La tensione tra Trapani Shark e le istituzioni del basket italiano sale di livello. Secondo quanto riportato dal Corriere dello Sport, il club siciliano avrebbe comunicato la possibilità di non presentarsi alla trasferta di Sassari, qualora non venissero chiariti in tempi rapidi i nodi legati alla propria posizione regolamentare.
Una presa di posizione durissima
La scelta, definita come estrema, arriva al termine di giorni complessi sul piano amministrativo e sportivo. Trapani contesta apertamente la gestione della propria situazione da parte della Federazione Italiana Pallacanestro, ritenendo di aver rispettato gli adempimenti richiesti e di essere stata comunque penalizzata.
Il punto centrale resta l’impossibilità di procedere ad alcuni tesseramenti, nonostante – secondo la versione del club – le scadenze federali siano state rispettate e siano in corso ricorsi formali.
Il rischio di uno scontro istituzionale
La minaccia di non scendere in campo a Sassari rappresenta un atto senza precedenti recenti e apre uno scenario delicatissimo.

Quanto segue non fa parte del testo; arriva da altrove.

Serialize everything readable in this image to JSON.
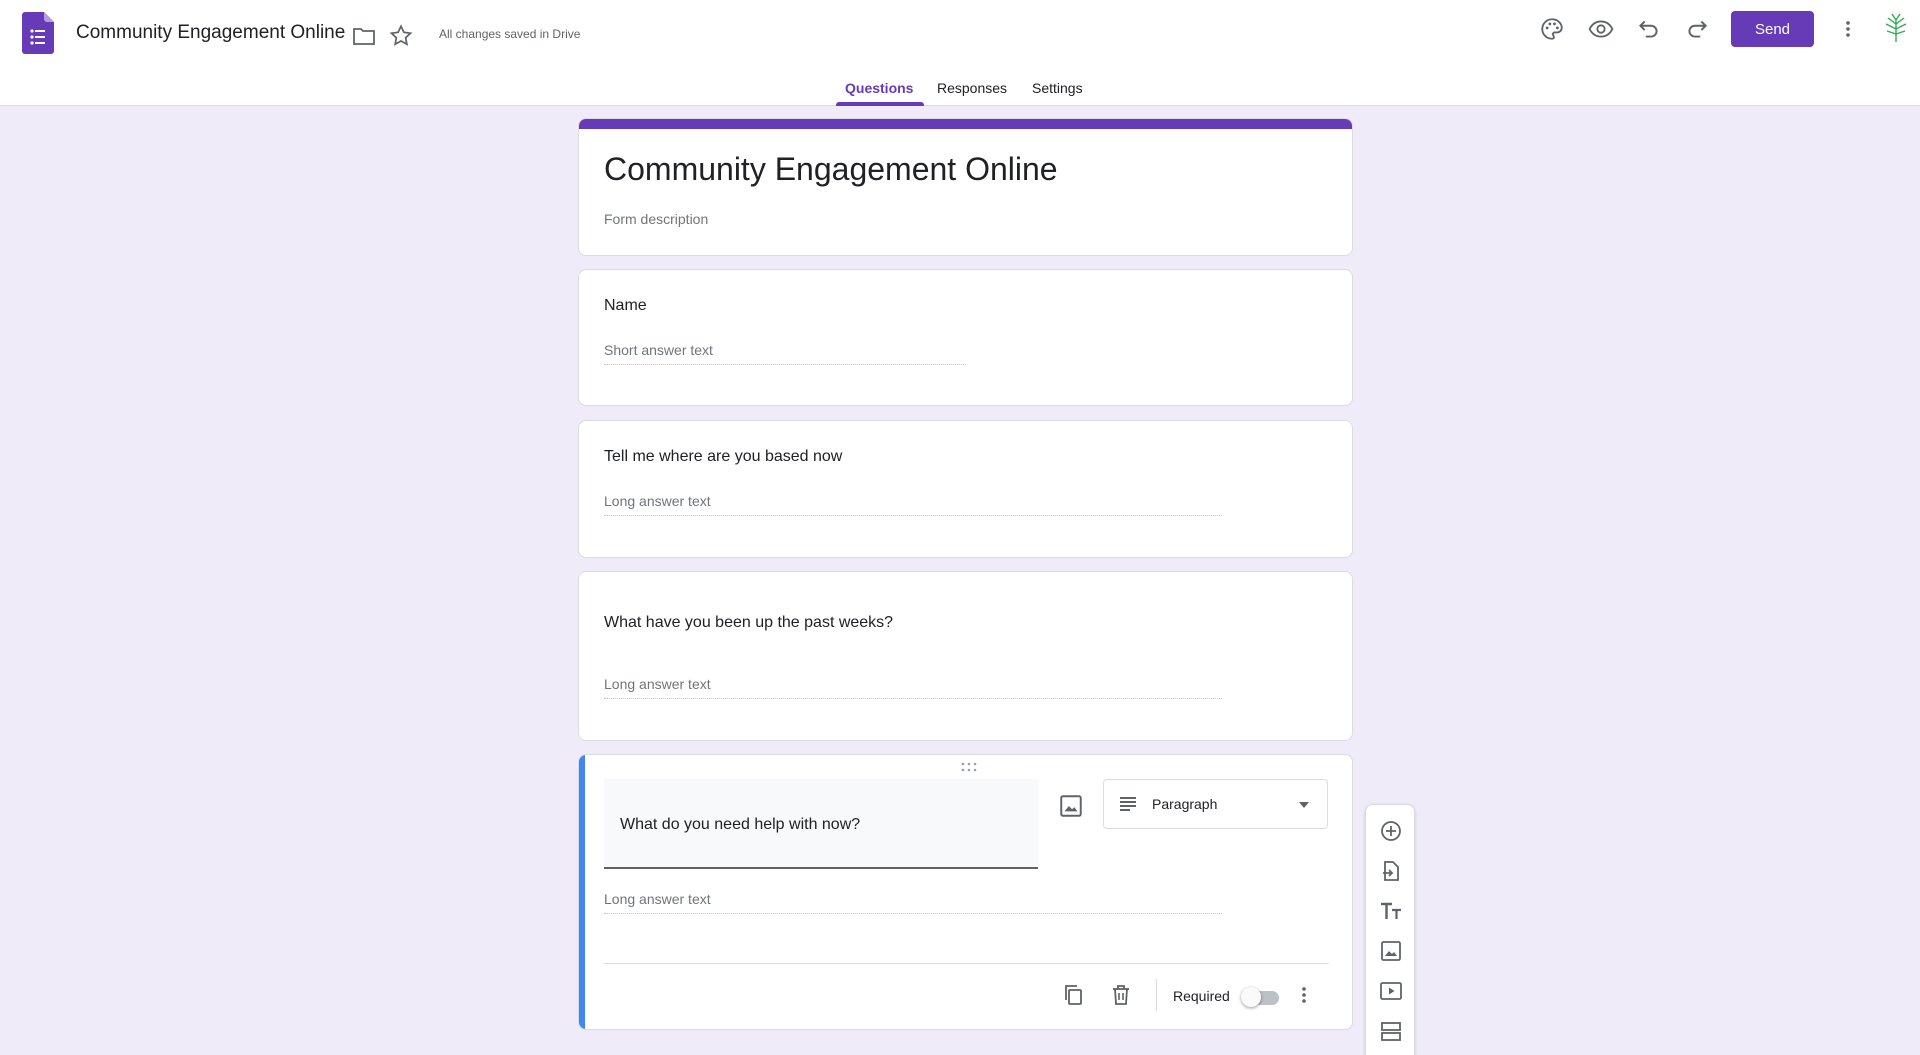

Una mancata presentazione comporterebbe conseguenze sportive e disciplinari pesantissime, andando però anche a certificare uno scontro frontale tra società e sistema.
Il Corriere dello Sport sottolinea come la posizione di Trapani venga letta come un tentativo di forzare una risposta immediata da parte delle istituzioni, in un momento in cui il club chiede chiarezza e tempi certi.
Attesa per le decisioni della FIP
Ora l’attenzione è tutta rivolta alle prossime ore. La FIP è chiamata a valutare la situazione sotto il profilo normativo, mentre la Lega Basket osserva con crescente preoccupazione uno scenario che potrebbe incidere sulla regolarità del campionato.
La partita di Sassari, al momento, diventa così il simbolo di una crisi più ampia, che va oltre il campo e investe direttamente i rapporti tra club e istituzioni.